John Voigt and Andreas Koch were the only people killed within the settlement. Voigt had recently angered some Sisseton, and Koch had poor relations with them due to his broken English. Conversely both Andrew Meyers and Alomina Hurd had been friendly with the Native Americans and spoke their language, which she credited for her and her children being spared. At the beginning of the attack the victims may have been the target of specific grudges.

==The settlers flee==
Two chance visitors to the Hurd cabin spread the alarm about the coming attack. Charlie Hatch was living with his sister Almira Everett and her family at the south end of the settlement. He went to borrow the Hurds' oxen and found John Voigt's body and the looted dwelling. Running back to tell the others, he saw the Dakota around the Koch farm. Meanwhile, the Meyers cabin at the north end of the settlement had so far been bypassed by the war party. Mrs. Meyers was quite sick with pneumonia, so 10-year-old Arthur had been sent to the Hurds to ask for some bread. When he returned with the news of the violence done there, Mr. Meyers went to warn the Kochs. Instead he found Andreas dead and heard the Sisseton nearby. He rushed to his family getting them into a wagon to flee.

Hatch borrowed a horse to warn the settlement. The settlers decided to gather at the most defensible structure, the two-story Wright house built on higher ground.
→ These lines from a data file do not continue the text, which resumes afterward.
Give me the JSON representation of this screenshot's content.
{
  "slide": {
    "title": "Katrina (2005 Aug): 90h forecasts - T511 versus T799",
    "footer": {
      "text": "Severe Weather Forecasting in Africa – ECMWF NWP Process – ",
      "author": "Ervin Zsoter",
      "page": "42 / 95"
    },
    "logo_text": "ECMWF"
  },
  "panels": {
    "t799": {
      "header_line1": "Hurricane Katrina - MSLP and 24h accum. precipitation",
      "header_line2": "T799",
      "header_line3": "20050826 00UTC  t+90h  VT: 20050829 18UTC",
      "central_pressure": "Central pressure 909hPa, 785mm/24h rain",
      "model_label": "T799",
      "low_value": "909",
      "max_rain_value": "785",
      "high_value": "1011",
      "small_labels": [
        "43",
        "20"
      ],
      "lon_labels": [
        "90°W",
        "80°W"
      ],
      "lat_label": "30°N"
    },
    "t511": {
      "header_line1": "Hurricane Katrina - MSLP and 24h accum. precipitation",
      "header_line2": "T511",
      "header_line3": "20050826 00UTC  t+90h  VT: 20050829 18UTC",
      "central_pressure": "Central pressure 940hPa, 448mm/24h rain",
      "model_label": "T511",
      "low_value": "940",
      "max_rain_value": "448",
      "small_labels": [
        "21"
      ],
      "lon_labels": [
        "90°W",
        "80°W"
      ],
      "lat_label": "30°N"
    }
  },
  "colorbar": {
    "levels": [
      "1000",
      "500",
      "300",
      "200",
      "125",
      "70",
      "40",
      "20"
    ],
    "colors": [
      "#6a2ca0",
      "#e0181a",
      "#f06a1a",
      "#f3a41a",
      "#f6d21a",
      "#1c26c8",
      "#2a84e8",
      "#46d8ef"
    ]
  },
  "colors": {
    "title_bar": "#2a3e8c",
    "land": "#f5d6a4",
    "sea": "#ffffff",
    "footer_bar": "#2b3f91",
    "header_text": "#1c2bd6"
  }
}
As the settlers gathered at the Wright home they encountered Old Pawn and members of his band, who were camped nearby and well known to the whites. Old Pawn offered to fight on their side. The 34 settlers and 8 Dakota crowded into the Wright home and prepared their paltry defenses. The whites argued about strategy and whether they should trust Old Pawn's Dakota men.
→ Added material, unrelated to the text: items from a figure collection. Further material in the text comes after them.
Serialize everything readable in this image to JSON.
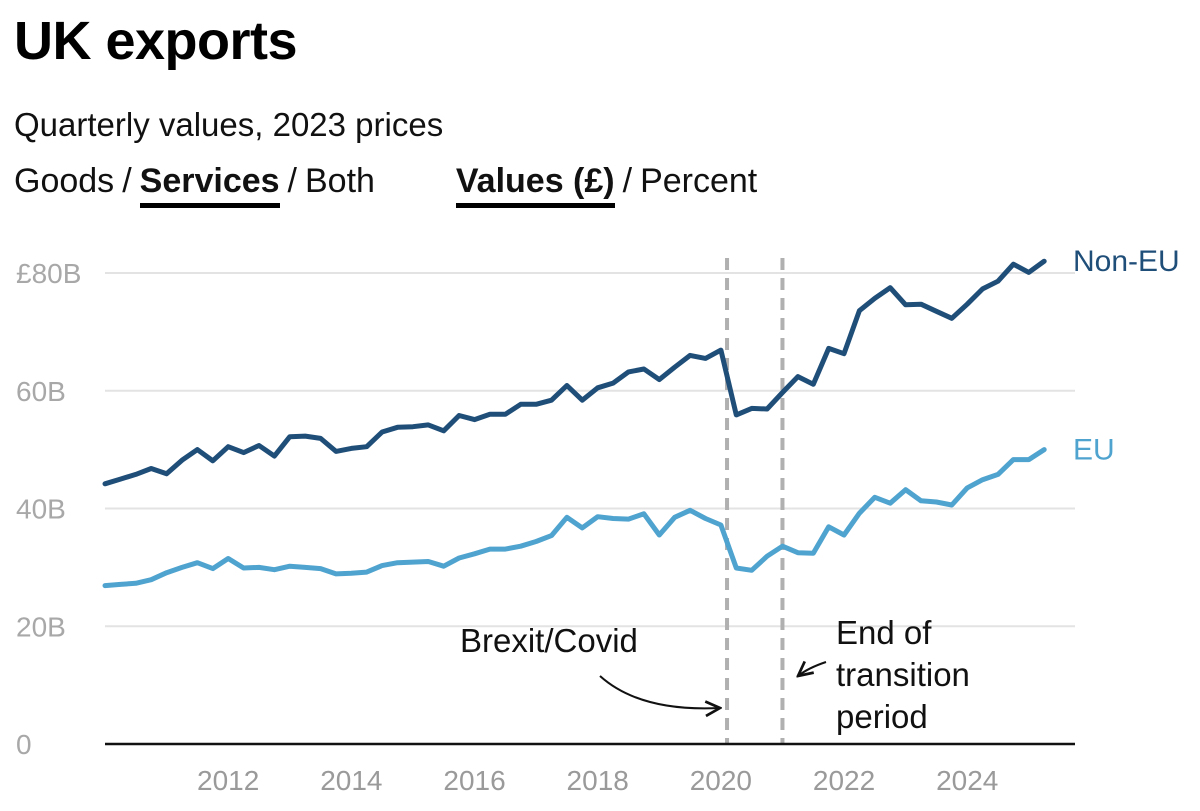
{
  "title": "UK exports",
  "subtitle": "Quarterly values, 2023 prices",
  "toggles": {
    "category": {
      "options": [
        "Goods",
        "Services",
        "Both"
      ],
      "selected": "Services"
    },
    "measure": {
      "options": [
        "Values (£)",
        "Percent"
      ],
      "selected": "Values (£)"
    }
  },
  "colors": {
    "non_eu": "#1f4e79",
    "eu": "#4fa3cf",
    "grid": "#e3e3e3",
    "annotation_line": "#b0b0b0"
  },
  "chart_data": {
    "type": "line",
    "title": "UK exports",
    "subtitle": "Quarterly values, 2023 prices",
    "xlabel": "",
    "ylabel": "",
    "xlim": [
      2010.0,
      2025.75
    ],
    "ylim": [
      0,
      80
    ],
    "y_ticks": [
      0,
      20,
      40,
      60,
      80
    ],
    "y_tick_labels": [
      "0",
      "20B",
      "40B",
      "60B",
      "£80B"
    ],
    "x_ticks": [
      2012,
      2014,
      2016,
      2018,
      2020,
      2022,
      2024
    ],
    "x_tick_labels": [
      "2012",
      "2014",
      "2016",
      "2018",
      "2020",
      "2022",
      "2024"
    ],
    "grid": true,
    "x": [
      2010.0,
      2010.25,
      2010.5,
      2010.75,
      2011.0,
      2011.25,
      2011.5,
      2011.75,
      2012.0,
      2012.25,
      2012.5,
      2012.75,
      2013.0,
      2013.25,
      2013.5,
      2013.75,
      2014.0,
      2014.25,
      2014.5,
      2014.75,
      2015.0,
      2015.25,
      2015.5,
      2015.75,
      2016.0,
      2016.25,
      2016.5,
      2016.75,
      2017.0,
      2017.25,
      2017.5,
      2017.75,
      2018.0,
      2018.25,
      2018.5,
      2018.75,
      2019.0,
      2019.25,
      2019.5,
      2019.75,
      2020.0,
      2020.25,
      2020.5,
      2020.75,
      2021.0,
      2021.25,
      2021.5,
      2021.75,
      2022.0,
      2022.25,
      2022.5,
      2022.75,
      2023.0,
      2023.25,
      2023.5,
      2023.75,
      2024.0,
      2024.25,
      2024.5,
      2024.75,
      2025.0,
      2025.25,
      2025.5
    ],
    "series": [
      {
        "name": "Non-EU",
        "label": "Non-EU",
        "values": [
          44.2,
          45.0,
          45.8,
          46.8,
          45.9,
          48.2,
          50.0,
          48.1,
          50.5,
          49.5,
          50.7,
          48.9,
          52.2,
          52.3,
          51.9,
          49.7,
          50.2,
          50.5,
          53.0,
          53.8,
          53.9,
          54.2,
          53.2,
          55.8,
          55.1,
          56.0,
          56.0,
          57.7,
          57.7,
          58.4,
          60.9,
          58.4,
          60.5,
          61.3,
          63.2,
          63.7,
          61.9,
          64.0,
          66.0,
          65.5,
          66.9,
          55.9,
          57.0,
          56.9,
          59.7,
          62.4,
          61.1,
          67.2,
          66.3,
          73.6,
          75.7,
          77.5,
          74.6,
          74.7,
          73.5,
          72.3,
          74.7,
          77.3,
          78.6,
          81.5,
          80.1,
          82.0,
          null
        ],
        "color": "#1f4e79"
      },
      {
        "name": "EU",
        "label": "EU",
        "values": [
          26.9,
          27.1,
          27.3,
          27.9,
          29.1,
          30.0,
          30.8,
          29.8,
          31.5,
          29.9,
          30.0,
          29.6,
          30.2,
          30.0,
          29.8,
          28.9,
          29.0,
          29.2,
          30.3,
          30.8,
          30.9,
          31.0,
          30.2,
          31.6,
          32.3,
          33.1,
          33.1,
          33.6,
          34.4,
          35.4,
          38.5,
          36.7,
          38.6,
          38.3,
          38.2,
          39.1,
          35.5,
          38.5,
          39.7,
          38.3,
          37.2,
          29.9,
          29.5,
          31.9,
          33.6,
          32.5,
          32.4,
          36.9,
          35.5,
          39.2,
          41.9,
          40.9,
          43.2,
          41.3,
          41.1,
          40.6,
          43.5,
          44.9,
          45.8,
          48.3,
          48.3,
          50.0,
          null
        ],
        "color": "#4fa3cf"
      }
    ],
    "annotations": [
      {
        "x": 2020.1,
        "label": "Brexit/Covid"
      },
      {
        "x": 2021.0,
        "label": "End of transition period",
        "lines": [
          "End of",
          "transition",
          "period"
        ]
      }
    ]
  }
}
The men fired a volley when the Sisseton appeared, and Old Pawn offered to negotiate with them. He returned with this deal: abandon the settlement and their belongings and they would be spared. The settlers argued and ultimately held a vote, accepting the offer. The group started for New Ulm in a wagon and on foot.
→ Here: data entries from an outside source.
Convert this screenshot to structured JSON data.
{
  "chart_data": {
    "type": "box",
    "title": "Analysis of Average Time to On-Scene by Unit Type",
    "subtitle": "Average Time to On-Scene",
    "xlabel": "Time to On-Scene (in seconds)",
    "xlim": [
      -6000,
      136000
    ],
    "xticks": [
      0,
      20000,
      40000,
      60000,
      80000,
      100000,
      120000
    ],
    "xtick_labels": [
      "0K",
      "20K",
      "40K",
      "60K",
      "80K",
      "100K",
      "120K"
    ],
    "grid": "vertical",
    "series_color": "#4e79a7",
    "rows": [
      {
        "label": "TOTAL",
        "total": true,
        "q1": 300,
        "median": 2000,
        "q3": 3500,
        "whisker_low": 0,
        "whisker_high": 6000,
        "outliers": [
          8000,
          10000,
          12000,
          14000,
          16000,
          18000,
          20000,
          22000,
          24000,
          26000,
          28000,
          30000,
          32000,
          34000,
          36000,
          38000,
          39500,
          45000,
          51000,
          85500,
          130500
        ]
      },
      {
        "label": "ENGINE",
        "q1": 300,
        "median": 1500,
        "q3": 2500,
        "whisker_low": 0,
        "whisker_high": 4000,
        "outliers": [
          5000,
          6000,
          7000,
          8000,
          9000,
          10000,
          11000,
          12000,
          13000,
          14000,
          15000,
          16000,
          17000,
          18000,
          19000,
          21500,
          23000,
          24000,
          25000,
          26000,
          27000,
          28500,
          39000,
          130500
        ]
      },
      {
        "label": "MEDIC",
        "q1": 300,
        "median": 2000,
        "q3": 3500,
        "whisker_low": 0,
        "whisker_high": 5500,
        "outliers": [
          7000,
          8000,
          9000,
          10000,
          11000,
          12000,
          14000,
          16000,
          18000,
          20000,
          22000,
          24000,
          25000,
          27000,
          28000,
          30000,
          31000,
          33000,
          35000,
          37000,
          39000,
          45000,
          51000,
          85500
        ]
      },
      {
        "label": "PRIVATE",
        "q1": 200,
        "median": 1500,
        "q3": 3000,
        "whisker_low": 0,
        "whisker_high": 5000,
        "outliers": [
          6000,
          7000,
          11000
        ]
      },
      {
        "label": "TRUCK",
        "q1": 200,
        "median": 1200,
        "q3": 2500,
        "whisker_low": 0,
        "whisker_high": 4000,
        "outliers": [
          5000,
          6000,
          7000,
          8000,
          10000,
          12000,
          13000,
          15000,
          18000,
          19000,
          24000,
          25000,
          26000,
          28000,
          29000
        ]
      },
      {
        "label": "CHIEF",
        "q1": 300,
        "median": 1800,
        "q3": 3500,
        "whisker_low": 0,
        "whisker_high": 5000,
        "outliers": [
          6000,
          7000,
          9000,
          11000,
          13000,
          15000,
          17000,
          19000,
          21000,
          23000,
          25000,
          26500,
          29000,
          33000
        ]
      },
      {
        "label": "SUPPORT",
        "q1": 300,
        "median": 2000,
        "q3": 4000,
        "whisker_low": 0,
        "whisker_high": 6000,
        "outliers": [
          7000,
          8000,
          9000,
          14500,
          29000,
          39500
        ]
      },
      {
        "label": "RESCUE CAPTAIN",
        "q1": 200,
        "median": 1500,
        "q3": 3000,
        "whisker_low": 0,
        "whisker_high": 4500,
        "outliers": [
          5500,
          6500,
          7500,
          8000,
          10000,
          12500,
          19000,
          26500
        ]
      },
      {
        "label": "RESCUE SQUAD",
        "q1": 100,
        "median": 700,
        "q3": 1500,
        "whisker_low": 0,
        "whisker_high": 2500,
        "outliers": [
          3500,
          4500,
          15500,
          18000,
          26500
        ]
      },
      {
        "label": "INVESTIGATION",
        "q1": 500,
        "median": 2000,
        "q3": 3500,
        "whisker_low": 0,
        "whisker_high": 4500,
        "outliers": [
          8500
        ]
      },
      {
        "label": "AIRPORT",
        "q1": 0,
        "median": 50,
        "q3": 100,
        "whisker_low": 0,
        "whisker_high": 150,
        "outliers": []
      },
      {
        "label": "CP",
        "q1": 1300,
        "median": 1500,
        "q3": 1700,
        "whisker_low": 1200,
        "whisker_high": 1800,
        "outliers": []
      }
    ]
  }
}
After they had gone a mile or two, Old Pawn and the Sisseton appeared behind them in pursuit. Henry Smith and Mr. Rhodes panicked and ran, though William Duley shouted at them to stay or at least leave their guns. Rhodes was a bachelor boarding with the Eastlicks, but Smith abandoned his own wife.
Duley suggested the party take cover in a nearby slough, reed-filled and mostly dry in late summer. On the way the parties exchanged fire, and several settlers were wounded. Then came the killing: fifteen settlers, including three of Duley's children. Duley's wife and seven others were taken captive.

Afterwards the bands went west crossing into Yankton land. There Yankton Chief Struck-by-the-Ree offered to trade horses for the captives, but was turned down. Conveying his unhappiness to the Santee they headed north. One hundred miles north of Fort Pierre a fur trader ran into them and offered to trade goods for the captives. He was turned down being informed they would only trade for horses. He continued to Fort Pierre with that information. There a band of Two Kettles Lakota, self named the Strong Hearts, decided to secure their release. They caught up with the Sisseton and offered a horse a piece for the release of each woman and child. They were scoffed at. The Lakota replied either take the horses or fight. They returned the captives to Fort Pierre only to be imprisoned for their effort. Some died awaiting a determination.

==Aftermath==

Abraham Lincoln authorized the execution of the eastern Dakota involved in the massacres and kidnapping during the uprising, but those involved at Lake Shetek escaped to the plains. William Duley requested to be the executioner in Mankato, December 26, 1862, for the loss of his children. In November Company F of the 25th Wisconsin was tasked with burying the dead at Lake Shetek. They reported finding nine skeletal remains, some of which had been burnt by prairie fires.